# Ferry to Cyprus from anywhere on the Med



## ShineAndFinch (Jun 22, 2009)

Hi all

We are going travelling next year, and wish to end up in Cyprus to overwinter with my better halfs sister in Paphos. We haven't been able to find a ferry from mainland Greece so we thought we'd put the question out: Where in Europe can we catch a ferry that will take an 1991 Elddis Autoquest 320 to Cyprus?

We have heard tell that there is a ferry from Turkey and we are more than willing to go that far to get a boat. However we don't know from which port.

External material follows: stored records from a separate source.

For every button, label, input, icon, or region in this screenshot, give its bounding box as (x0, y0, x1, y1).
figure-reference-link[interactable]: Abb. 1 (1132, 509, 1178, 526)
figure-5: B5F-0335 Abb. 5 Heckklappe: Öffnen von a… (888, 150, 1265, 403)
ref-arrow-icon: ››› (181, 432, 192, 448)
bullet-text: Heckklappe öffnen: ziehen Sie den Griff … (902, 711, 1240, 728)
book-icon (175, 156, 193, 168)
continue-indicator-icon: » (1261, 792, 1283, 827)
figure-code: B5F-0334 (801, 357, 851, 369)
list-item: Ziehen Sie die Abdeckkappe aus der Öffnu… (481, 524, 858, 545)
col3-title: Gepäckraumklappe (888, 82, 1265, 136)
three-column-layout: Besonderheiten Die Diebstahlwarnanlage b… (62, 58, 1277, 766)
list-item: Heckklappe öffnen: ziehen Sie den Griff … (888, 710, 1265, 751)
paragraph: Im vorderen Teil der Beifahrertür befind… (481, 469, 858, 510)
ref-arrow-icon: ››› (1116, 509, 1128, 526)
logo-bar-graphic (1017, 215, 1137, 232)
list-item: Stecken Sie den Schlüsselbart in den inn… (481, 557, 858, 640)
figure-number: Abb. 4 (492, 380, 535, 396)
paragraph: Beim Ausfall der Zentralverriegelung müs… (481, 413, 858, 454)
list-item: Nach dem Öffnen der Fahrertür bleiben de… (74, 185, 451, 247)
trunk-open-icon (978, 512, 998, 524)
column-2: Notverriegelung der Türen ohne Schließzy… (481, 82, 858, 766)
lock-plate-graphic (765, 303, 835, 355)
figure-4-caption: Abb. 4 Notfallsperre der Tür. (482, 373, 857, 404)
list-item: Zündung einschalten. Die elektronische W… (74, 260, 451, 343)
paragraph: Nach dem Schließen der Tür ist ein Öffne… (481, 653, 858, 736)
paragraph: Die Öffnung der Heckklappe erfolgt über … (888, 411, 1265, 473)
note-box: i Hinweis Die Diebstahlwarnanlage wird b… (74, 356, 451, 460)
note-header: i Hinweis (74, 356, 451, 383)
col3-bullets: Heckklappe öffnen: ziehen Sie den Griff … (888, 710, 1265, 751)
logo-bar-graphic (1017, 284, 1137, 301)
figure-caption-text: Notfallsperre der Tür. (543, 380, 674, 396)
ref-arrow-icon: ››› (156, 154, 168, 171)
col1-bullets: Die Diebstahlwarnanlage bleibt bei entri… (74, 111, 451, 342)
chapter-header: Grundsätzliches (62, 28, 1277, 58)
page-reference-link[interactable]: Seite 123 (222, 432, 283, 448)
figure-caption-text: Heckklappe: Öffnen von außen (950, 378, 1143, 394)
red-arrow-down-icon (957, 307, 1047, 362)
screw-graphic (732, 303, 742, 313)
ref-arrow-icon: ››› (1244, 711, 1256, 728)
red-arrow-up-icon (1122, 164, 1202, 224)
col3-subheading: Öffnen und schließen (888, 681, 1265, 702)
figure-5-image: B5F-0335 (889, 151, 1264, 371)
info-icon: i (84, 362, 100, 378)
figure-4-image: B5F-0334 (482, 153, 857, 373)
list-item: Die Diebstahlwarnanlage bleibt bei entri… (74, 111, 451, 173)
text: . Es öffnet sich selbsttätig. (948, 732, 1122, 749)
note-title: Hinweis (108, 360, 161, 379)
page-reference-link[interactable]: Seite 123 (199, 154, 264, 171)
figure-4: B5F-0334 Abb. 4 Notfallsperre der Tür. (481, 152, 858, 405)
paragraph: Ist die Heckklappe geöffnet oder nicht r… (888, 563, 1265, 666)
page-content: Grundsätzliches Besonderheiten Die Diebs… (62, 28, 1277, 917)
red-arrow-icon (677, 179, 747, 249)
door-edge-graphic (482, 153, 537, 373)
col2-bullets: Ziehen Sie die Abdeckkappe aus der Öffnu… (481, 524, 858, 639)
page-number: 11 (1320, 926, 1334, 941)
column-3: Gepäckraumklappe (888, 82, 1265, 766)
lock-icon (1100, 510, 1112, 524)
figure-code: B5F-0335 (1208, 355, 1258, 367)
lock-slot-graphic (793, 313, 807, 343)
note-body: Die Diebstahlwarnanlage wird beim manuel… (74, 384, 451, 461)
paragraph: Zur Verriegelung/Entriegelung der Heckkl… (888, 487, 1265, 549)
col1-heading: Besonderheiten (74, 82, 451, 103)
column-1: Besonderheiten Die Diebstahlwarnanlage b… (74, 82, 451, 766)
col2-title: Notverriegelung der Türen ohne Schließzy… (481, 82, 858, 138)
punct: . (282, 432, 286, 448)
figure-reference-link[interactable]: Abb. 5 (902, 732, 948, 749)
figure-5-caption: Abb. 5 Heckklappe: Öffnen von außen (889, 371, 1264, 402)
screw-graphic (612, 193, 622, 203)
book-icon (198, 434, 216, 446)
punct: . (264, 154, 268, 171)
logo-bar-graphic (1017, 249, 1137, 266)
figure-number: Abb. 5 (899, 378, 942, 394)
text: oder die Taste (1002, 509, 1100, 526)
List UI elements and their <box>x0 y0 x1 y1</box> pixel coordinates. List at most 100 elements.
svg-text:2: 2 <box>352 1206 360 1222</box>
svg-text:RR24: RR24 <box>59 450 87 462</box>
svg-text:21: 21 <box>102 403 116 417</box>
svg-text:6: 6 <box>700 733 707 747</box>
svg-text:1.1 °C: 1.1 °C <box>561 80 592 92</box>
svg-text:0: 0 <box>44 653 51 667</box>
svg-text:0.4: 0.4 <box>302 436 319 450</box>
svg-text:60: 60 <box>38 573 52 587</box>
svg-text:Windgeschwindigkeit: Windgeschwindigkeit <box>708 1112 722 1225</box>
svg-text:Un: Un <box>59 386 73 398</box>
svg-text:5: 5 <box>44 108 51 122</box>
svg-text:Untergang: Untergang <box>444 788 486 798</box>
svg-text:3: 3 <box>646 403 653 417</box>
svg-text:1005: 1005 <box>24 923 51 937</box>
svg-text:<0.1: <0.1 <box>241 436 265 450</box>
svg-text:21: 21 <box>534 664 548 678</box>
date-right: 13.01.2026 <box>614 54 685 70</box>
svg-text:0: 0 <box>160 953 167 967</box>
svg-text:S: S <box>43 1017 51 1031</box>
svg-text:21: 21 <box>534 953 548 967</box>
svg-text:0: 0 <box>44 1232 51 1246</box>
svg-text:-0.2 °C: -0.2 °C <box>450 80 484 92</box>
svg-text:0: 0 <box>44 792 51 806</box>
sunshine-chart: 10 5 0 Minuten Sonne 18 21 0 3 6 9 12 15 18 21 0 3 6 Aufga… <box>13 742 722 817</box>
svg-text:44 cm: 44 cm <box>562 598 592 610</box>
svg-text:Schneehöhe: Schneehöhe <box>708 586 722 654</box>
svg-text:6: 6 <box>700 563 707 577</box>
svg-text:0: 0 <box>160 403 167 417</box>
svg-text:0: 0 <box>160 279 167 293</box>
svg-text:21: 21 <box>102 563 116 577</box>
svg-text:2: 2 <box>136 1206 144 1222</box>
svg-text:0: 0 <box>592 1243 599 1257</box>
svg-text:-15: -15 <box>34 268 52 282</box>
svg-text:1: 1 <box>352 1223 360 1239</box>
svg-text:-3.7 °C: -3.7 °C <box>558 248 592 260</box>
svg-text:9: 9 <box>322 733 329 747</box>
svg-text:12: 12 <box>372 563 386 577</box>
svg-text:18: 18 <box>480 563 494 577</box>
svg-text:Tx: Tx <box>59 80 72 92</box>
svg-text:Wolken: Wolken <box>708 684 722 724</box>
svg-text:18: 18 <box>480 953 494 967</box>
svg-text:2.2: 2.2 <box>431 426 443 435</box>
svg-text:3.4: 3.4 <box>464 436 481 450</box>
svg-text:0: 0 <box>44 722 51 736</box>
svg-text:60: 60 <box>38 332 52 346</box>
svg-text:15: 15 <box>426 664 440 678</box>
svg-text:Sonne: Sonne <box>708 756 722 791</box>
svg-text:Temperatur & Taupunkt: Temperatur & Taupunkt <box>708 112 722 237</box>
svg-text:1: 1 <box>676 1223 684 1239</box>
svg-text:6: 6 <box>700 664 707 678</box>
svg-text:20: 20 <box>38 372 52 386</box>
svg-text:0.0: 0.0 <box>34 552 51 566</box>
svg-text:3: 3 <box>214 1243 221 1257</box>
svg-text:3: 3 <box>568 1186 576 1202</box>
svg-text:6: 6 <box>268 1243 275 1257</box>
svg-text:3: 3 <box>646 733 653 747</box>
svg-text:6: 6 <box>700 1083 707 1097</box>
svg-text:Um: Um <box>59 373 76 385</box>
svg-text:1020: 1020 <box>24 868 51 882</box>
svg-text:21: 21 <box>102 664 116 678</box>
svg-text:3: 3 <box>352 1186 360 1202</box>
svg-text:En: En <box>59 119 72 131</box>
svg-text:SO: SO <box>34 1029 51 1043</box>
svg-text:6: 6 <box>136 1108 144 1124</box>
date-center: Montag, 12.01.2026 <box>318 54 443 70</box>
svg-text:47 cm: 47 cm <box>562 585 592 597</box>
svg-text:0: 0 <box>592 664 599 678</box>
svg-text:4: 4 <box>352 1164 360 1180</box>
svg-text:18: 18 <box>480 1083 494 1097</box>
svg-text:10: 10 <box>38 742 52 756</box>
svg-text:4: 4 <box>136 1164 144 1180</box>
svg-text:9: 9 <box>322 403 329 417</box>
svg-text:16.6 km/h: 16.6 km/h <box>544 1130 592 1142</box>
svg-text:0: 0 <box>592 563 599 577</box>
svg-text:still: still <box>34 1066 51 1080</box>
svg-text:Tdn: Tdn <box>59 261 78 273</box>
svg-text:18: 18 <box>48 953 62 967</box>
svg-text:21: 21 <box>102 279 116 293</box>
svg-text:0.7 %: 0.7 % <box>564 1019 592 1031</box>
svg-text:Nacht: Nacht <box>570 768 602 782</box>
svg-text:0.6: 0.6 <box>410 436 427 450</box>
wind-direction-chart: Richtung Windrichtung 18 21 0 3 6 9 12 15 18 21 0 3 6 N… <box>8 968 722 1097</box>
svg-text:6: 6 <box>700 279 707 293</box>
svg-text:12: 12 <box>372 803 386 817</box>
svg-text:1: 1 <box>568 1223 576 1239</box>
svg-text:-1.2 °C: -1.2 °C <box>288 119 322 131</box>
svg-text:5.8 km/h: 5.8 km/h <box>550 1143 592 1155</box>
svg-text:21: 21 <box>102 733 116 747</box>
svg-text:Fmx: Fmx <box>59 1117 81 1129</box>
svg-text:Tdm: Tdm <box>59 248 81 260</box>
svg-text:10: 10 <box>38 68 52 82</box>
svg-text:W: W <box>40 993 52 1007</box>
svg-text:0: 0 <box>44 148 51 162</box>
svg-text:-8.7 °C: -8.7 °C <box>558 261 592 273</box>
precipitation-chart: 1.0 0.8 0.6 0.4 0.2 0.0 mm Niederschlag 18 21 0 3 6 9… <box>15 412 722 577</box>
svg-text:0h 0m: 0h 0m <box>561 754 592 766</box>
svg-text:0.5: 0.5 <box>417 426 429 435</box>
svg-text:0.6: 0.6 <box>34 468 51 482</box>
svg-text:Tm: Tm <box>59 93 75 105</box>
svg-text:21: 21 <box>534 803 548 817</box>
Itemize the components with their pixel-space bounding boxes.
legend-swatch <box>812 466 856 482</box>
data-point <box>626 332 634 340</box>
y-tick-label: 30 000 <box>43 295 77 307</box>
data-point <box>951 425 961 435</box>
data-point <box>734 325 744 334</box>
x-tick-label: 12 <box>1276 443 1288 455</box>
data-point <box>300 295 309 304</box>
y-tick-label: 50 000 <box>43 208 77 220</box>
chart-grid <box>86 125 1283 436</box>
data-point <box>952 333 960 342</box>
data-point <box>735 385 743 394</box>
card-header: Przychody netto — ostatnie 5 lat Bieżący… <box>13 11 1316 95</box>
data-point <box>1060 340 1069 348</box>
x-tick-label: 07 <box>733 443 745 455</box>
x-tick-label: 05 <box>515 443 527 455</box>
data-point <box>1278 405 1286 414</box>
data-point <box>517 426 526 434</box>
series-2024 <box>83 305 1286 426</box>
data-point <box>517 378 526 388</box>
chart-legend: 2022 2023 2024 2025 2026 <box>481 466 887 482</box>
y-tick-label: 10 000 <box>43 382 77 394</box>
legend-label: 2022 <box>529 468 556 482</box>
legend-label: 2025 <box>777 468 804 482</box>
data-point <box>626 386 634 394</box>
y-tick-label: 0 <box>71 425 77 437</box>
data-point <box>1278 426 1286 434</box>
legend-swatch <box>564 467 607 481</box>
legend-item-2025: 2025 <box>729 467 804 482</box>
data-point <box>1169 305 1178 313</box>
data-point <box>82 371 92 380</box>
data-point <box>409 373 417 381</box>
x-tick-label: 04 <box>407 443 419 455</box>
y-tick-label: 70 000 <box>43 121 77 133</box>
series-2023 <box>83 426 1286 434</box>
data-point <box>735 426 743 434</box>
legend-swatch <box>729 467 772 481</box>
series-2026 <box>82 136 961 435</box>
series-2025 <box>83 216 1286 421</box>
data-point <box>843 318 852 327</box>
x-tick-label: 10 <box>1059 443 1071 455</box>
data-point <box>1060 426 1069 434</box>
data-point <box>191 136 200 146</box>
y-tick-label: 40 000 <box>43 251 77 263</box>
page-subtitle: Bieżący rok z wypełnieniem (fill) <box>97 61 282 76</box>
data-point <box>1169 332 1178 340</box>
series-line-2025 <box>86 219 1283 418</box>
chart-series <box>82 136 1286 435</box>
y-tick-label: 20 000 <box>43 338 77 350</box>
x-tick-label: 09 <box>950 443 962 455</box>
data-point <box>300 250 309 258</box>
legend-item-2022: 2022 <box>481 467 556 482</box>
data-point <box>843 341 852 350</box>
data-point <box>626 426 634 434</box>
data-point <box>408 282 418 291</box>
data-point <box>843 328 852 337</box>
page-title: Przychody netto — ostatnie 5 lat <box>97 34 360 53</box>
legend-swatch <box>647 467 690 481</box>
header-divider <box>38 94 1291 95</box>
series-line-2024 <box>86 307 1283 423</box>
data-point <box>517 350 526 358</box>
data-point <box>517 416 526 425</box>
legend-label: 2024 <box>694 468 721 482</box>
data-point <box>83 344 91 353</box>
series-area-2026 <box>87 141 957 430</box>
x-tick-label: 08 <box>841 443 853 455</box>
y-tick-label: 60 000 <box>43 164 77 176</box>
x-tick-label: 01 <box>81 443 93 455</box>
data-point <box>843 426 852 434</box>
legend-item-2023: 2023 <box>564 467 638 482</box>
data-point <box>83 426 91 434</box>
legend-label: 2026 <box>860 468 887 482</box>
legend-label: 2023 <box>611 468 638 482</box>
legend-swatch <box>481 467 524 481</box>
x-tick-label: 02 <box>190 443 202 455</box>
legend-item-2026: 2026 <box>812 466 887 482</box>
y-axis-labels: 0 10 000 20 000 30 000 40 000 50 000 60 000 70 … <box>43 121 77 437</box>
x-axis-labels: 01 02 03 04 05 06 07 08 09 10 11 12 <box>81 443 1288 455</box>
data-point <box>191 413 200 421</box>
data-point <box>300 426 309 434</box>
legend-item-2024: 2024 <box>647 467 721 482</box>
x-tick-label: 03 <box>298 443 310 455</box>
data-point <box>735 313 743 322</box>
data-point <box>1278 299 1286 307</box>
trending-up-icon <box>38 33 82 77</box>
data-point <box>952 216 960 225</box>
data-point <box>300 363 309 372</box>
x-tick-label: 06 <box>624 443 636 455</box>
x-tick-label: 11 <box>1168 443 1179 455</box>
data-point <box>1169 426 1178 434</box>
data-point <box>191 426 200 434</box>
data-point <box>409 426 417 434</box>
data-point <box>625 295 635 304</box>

Any assistance appreciated.


----------



## locrep (Dec 5, 2011)

I think the ferry to North Cyprus departs from Mersin in Turkey.

Dave.


----------



## peejay (May 10, 2005)

Hi,

There are no ferries from Greece to Cyprus anymore. The only way is via Southern Turkey into FRNC. Ferries run from Tasucu to Girne.

For more info see..

http://www.turkeytravelplanner.com/trans/Ship/cyprus_ferries.html

You can also cut out some of the driving to Turkey by taking a ferry from Piraeus (Near Athens) to Chios and a short hop across from Chios to Cesme but it ain't cheap.

Pete


----------



## kenthepub (Nov 6, 2010)

Hi you could look at going to Cyprus on a a freight ferry cruisecyprus.com have some options not cheap though and quite long transit times but interesting. Ken.


----------



## ShineAndFinch (Jun 22, 2009)

*Many Thanks*

Hi all

We will follow up on all these leads, and as time goes by we will post our results in our travel blog. Thanks for taking the time to respond, it is greatly appreciated


----------